One major legislative victory for the anti-fur movement came this year when California enacted a statewide ban on the manufacture and sale of new furs that previously only applied to the cities of Los Angeles and San Francisco. In 2019 there were attempts to pass similar bills in New York City and at the state level, but both ultimately failed due to strong cultural connections to fur in the Black and Jewish communities, and, as Cheisomaleitnis points out, perhaps also due to the New York’s long fur history and a longtime workforce that still exceeds 1,000. He questions what would happen to people who work in the fur business if the industry dries up.

A bill before the New York state assembly since March 2021, sponsored by Democratic Senator Jabari Brisport of Brooklyn’s 25th Senate District, has yet to make it out of committee.

Cheisomaleitnis, whose family has been in the fur business for more than 75 years, said Furs by George had planned on opening a warehouse in California before the statewide ban was enacted.

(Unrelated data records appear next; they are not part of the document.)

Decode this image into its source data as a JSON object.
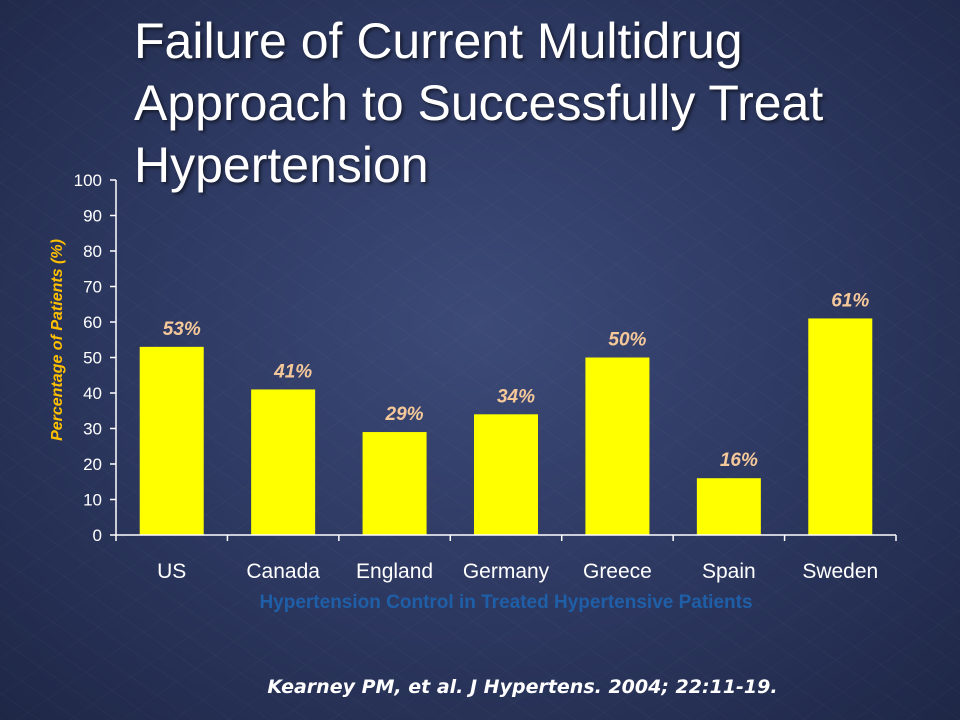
{
  "slide": {
    "title": "Failure of Current Multidrug Approach to Successfully Treat Hypertension",
    "citation": "Kearney PM, et al. J Hypertens. 2004; 22:11-19."
  },
  "chart_data": {
    "type": "bar",
    "title": "",
    "categories": [
      "US",
      "Canada",
      "England",
      "Germany",
      "Greece",
      "Spain",
      "Sweden"
    ],
    "values": [
      53,
      41,
      29,
      34,
      50,
      16,
      61
    ],
    "data_labels": [
      "53%",
      "41%",
      "29%",
      "34%",
      "50%",
      "16%",
      "61%"
    ],
    "xlabel": "Hypertension Control in Treated Hypertensive Patients",
    "ylabel": "Percentage of Patients (%)",
    "ylim": [
      0,
      100
    ],
    "yticks": [
      0,
      10,
      20,
      30,
      40,
      50,
      60,
      70,
      80,
      90,
      100
    ],
    "grid": false,
    "colors": {
      "bar": "#ffff00",
      "data_label": "#f5c89a",
      "ylabel": "#ffc000",
      "xlabel": "#1f5fa8",
      "axis": "#ffffff",
      "tick_text": "#ffffff"
    }
  }
}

“As much as I can understand both sides, it’s just slowly, slowly dying,” Cheisomaleitnis said. Boutiques that take individual orders will soon all be that’s left of fur in the Garment District, he added. But running stores out of business won’t curb the global demand for fur, as stores selling cheaper versions from China will take his place.

Bissett said the European Union is on the fast track to going fur-free. There, 1.5 million signatures were recently collected asking the government to forbid fur products in all member nations. In Lithuania, a bill to ban fur harvesting passed its second reading. Europe is the destination for much of the world’s imported fur.

Bissett said that government regulations aside, economic forces are driving fur farmers to grow strawberries or brew beer to make ends meet, another sign of “how outdated the fur industry really is.”

Saga Furs recently held an auction, the largest of its kind in the world. Of the 5 million mink pelts and half-a-million fox and finnraccoon skins up for bid, 76 percent of the former were purchased and 60 percent of the others for $101 million total, down from $132 million at the auction three months earlier.

“Shockingly, there were over 5 million skins offered at just one auction, which is a shocking number, and further highlights that these animals are cruelly raised or trapped and then killed just for a product we don’t really need,” Bissett said. “Those of us who campaign across the cruel fur trade do so in the full knowledge that we are working to put ourselves out of a job. That’s something we would happily take if it meant a fur-free world.”

Oaten said he believes people will still be wearing furs in 50 years.

“As long as we continue to keep our standards high, and if we can try to get our messaging across about it being a sustainable item, as opposed to a fast fashion item, I think we have a good, long and healthy future,” he said. “But if I want to be critical of my organization and myself, it’s that we’ve struggled with that message at times.”